At this point, it’s important to mention that a silver bullet for preventing things like heart disease and diabetes does not exist. While we know that both are health conditions that are closely tied to a poor diet and inactive lifestyle, promoting a healthy diet and an inactive lifestyle is a complex undertaking that involves several variables. In regards to diet, there are issues regarding locational access, financial access, cultural compatibility, and diet and cooking education. We do know is that eating a diet high in fruits and vegetables is a good start towards reducing a person’s risk of heart disease or diabetes. We also know that numerous studies have found there to be a consistent positive association between proximity to supermarkets and health food stores that regularly stock fresh fruits and vegetables and diet patterns and weight status. However, diet is only part of the problem. Studies have also shown that low-income communities typically lack physical activity facilities such as parks and increasingly studies are starting to examine how the built environment contributes to heart disease and diabetes amongst low-income communities. There is also the issue of food culture and habit. Between 1977 and 1995, the number of meals or snakes eaten at fast food restaurants has increased by 200%. The increase in fast food consumption has been has also been especially prevalent amongst children as many fast food retailers have purposefully sited restaurants within walking distance of schools. All of this is to say that modern day children, particularly low-income children, are more likely to grow up with fast food being a focal point of their diet which will likely impact their food choices as adults.

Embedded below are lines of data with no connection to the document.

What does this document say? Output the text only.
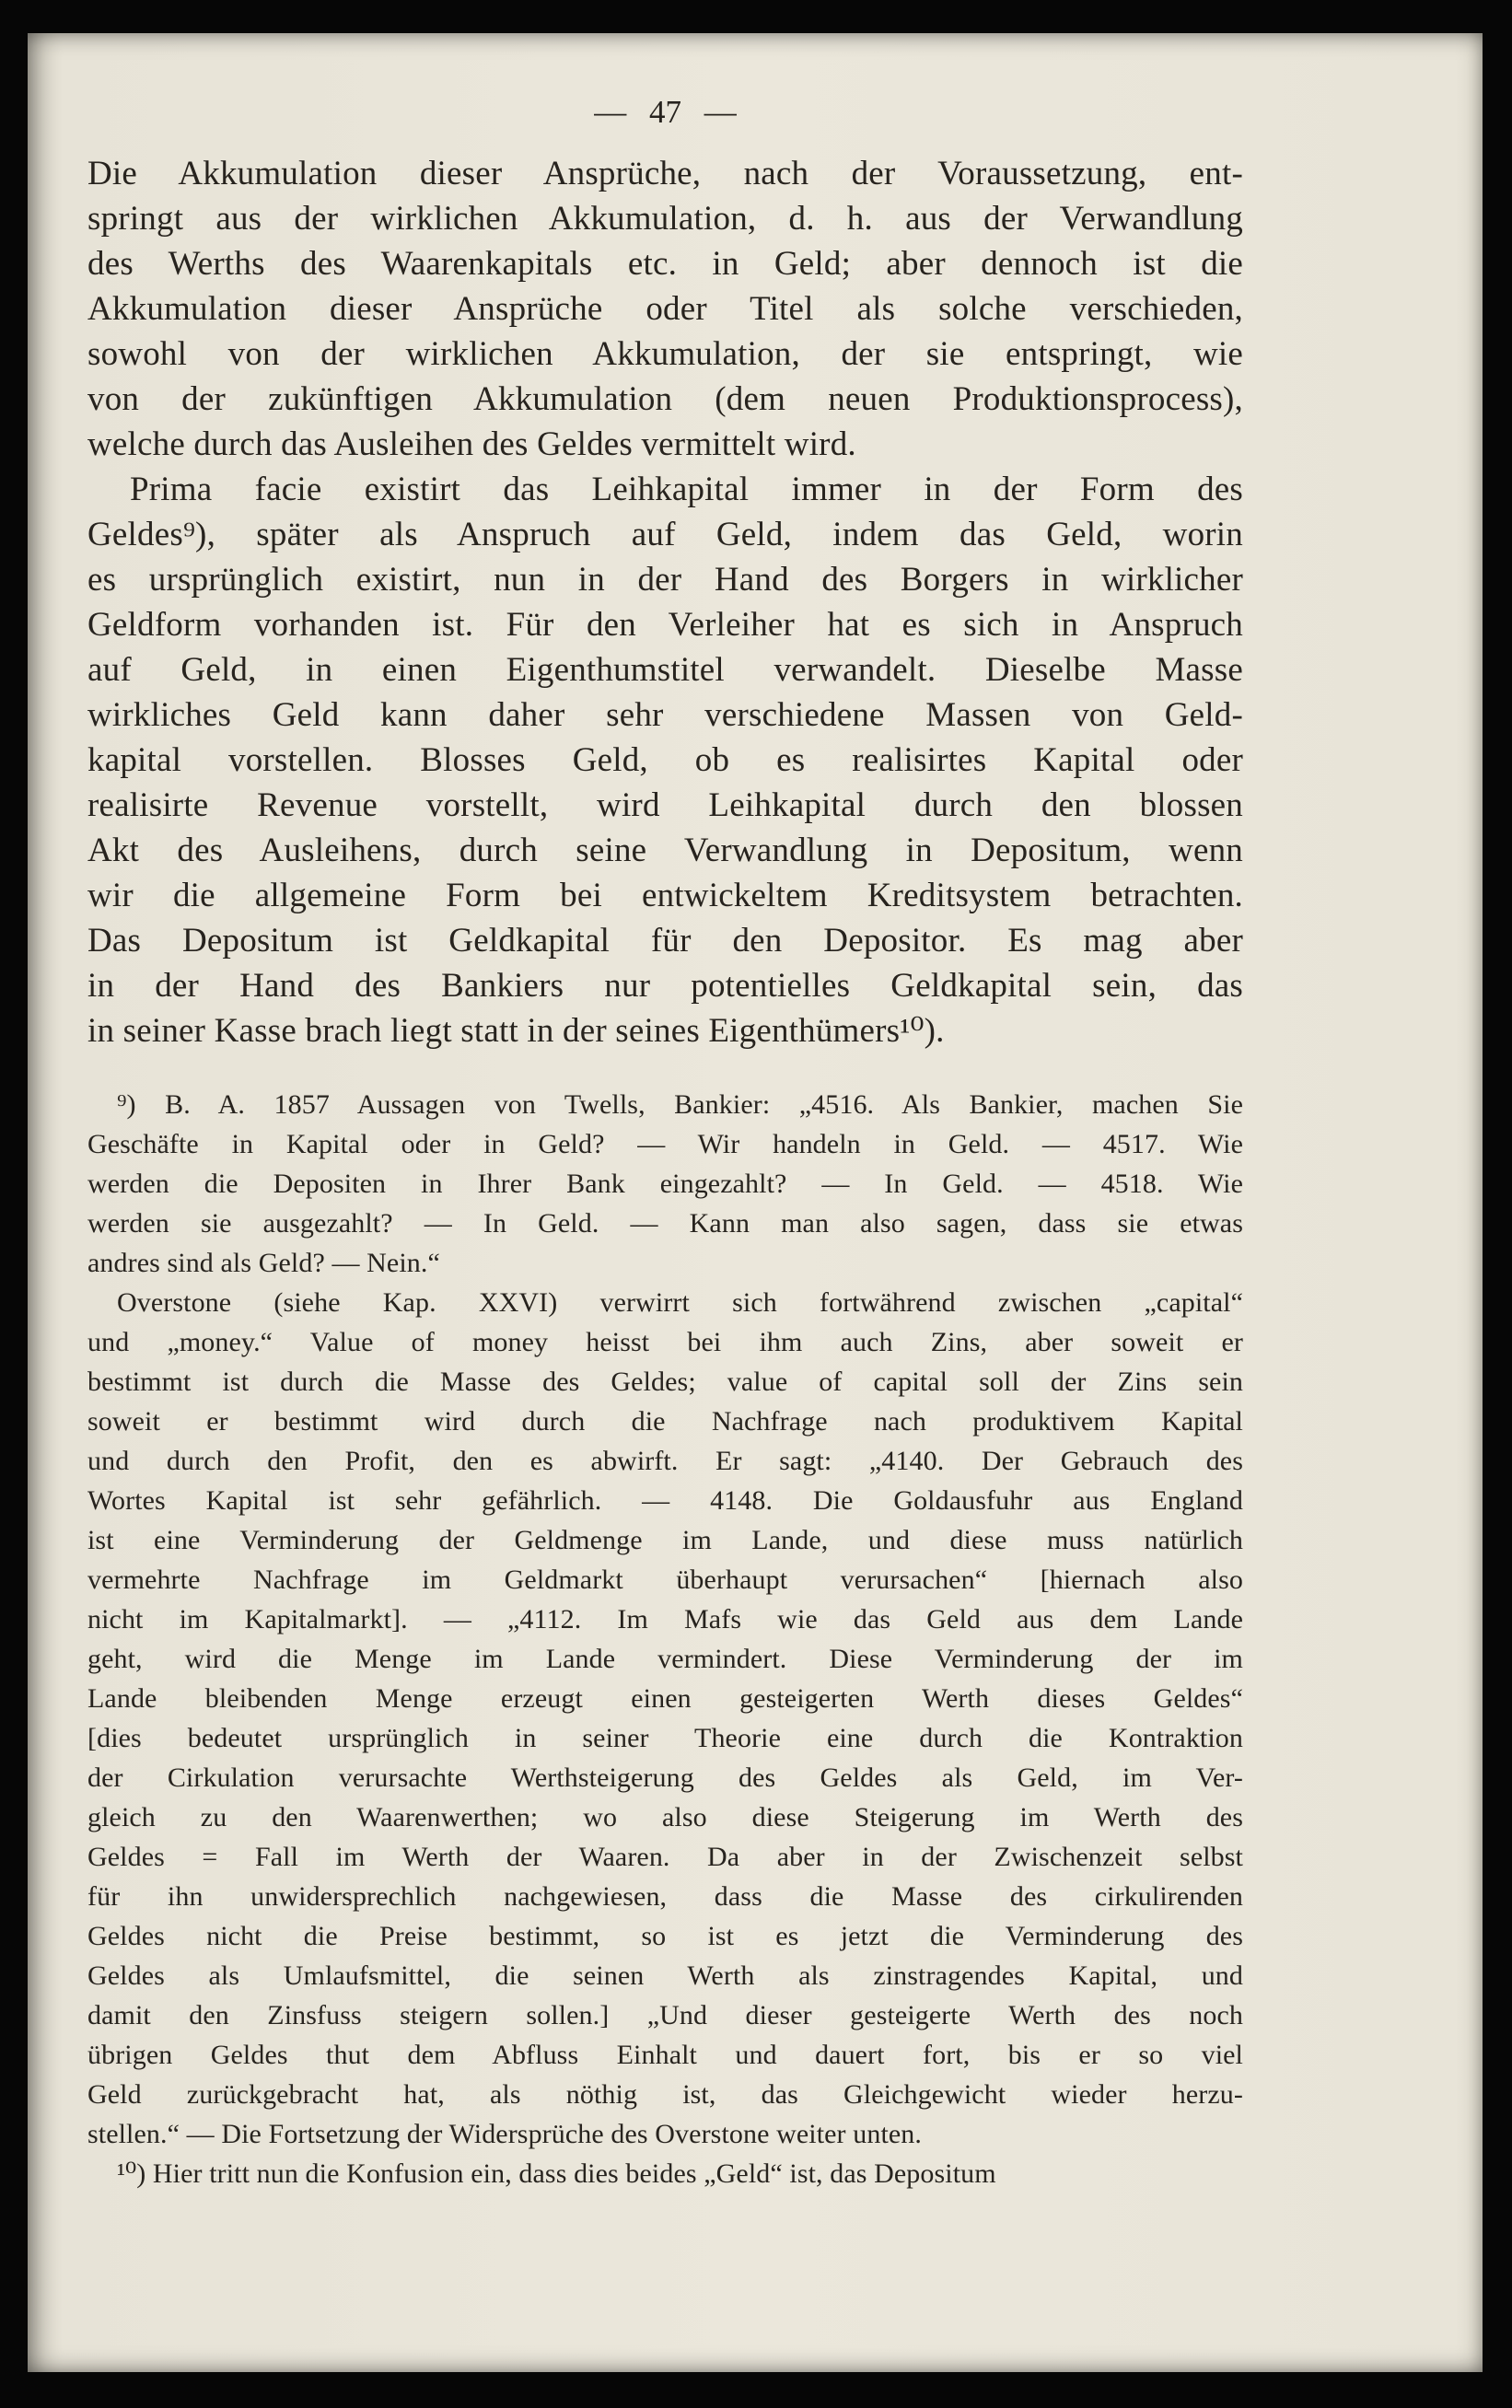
— 47 —
Die Akkumulation dieser Ansprüche, nach der Voraussetzung, ent-
springt aus der wirklichen Akkumulation, d. h. aus der Verwandlung
des Werths des Waarenkapitals etc. in Geld; aber dennoch ist die
Akkumulation dieser Ansprüche oder Titel als solche verschieden,
sowohl von der wirklichen Akkumulation, der sie entspringt, wie
von der zukünftigen Akkumulation (dem neuen Produktionsprocess),
welche durch das Ausleihen des Geldes vermittelt wird.
Prima facie existirt das Leihkapital immer in der Form des
Geldes⁹), später als Anspruch auf Geld, indem das Geld, worin
es ursprünglich existirt, nun in der Hand des Borgers in wirklicher
Geldform vorhanden ist. Für den Verleiher hat es sich in Anspruch
auf Geld, in einen Eigenthumstitel verwandelt. Dieselbe Masse
wirkliches Geld kann daher sehr verschiedene Massen von Geld-
kapital vorstellen. Blosses Geld, ob es realisirtes Kapital oder
realisirte Revenue vorstellt, wird Leihkapital durch den blossen
Akt des Ausleihens, durch seine Verwandlung in Depositum, wenn
wir die allgemeine Form bei entwickeltem Kreditsystem betrachten.
Das Depositum ist Geldkapital für den Depositor. Es mag aber
in der Hand des Bankiers nur potentielles Geldkapital sein, das
in seiner Kasse brach liegt statt in der seines Eigenthümers¹⁰).
⁹) B. A. 1857 Aussagen von Twells, Bankier: „4516. Als Bankier, machen Sie
Geschäfte in Kapital oder in Geld? — Wir handeln in Geld. — 4517. Wie
werden die Depositen in Ihrer Bank eingezahlt? — In Geld. — 4518. Wie
werden sie ausgezahlt? — In Geld. — Kann man also sagen, dass sie etwas
andres sind als Geld? — Nein.“
Overstone (siehe Kap. XXVI) verwirrt sich fortwährend zwischen „capital“
und „money.“ Value of money heisst bei ihm auch Zins, aber soweit er
bestimmt ist durch die Masse des Geldes; value of capital soll der Zins sein
soweit er bestimmt wird durch die Nachfrage nach produktivem Kapital
und durch den Profit, den es abwirft. Er sagt: „4140. Der Gebrauch des
Wortes Kapital ist sehr gefährlich. — 4148. Die Goldausfuhr aus England
ist eine Verminderung der Geldmenge im Lande, und diese muss natürlich
vermehrte Nachfrage im Geldmarkt überhaupt verursachen“ [hiernach also
nicht im Kapitalmarkt]. — „4112. Im Mafs wie das Geld aus dem Lande
geht, wird die Menge im Lande vermindert. Diese Verminderung der im
Lande bleibenden Menge erzeugt einen gesteigerten Werth dieses Geldes“
[dies bedeutet ursprünglich in seiner Theorie eine durch die Kontraktion
der Cirkulation verursachte Werthsteigerung des Geldes als Geld, im Ver-
gleich zu den Waarenwerthen; wo also diese Steigerung im Werth des
Geldes = Fall im Werth der Waaren. Da aber in der Zwischenzeit selbst
für ihn unwidersprechlich nachgewiesen, dass die Masse des cirkulirenden
Geldes nicht die Preise bestimmt, so ist es jetzt die Verminderung des
Geldes als Umlaufsmittel, die seinen Werth als zinstragendes Kapital, und
damit den Zinsfuss steigern sollen.] „Und dieser gesteigerte Werth des noch
übrigen Geldes thut dem Abfluss Einhalt und dauert fort, bis er so viel
Geld zurückgebracht hat, als nöthig ist, das Gleichgewicht wieder herzu-
stellen.“ — Die Fortsetzung der Widersprüche des Overstone weiter unten.
¹⁰) Hier tritt nun die Konfusion ein, dass dies beides „Geld“ ist, das Depositum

The complexity of the problem should be of no surprise given the complexity of the food system. There is also the issue that, at the end of the day, what a person decides to eat is a very personal choice. However, potential solutions at many different levels of government are being implemented.  At the federal level, President Obama signed the Healthy, Hunger-Free Kids Act in 2010 which sought to make school meals healthier. However, several cities are taking the lead on this issue. Initiatives vary widely, but have included increasing food and diet related curriculum in schools, limiting fast food restaurant sitings around schools through zoning restrictions, encouraging local food production, and promoting educational programs that teach people how to eat healthy.

These initiatives have not come out of nowhere and typically have been a result of cities expanding their health departments to confront the public health crisis that is caused by diet-related illnesses. For example, Baltimore, Louisville, and New York City all have hired a food policy director to support the work of governmental and non-governmental organizations seeking to create a more just and healthy food system  and to coordinate city resources as necessary. Given the enormous costs Detroit and its residents have to bear in regards to diet-related health issues, Detroit stands to greatly benefit from investing resources in programs and individuals who are seeking to ensure that healthy fruits and vegetables are accessible to all Detroiters in regards to both price and location. A great first step would be hiring a food policy director.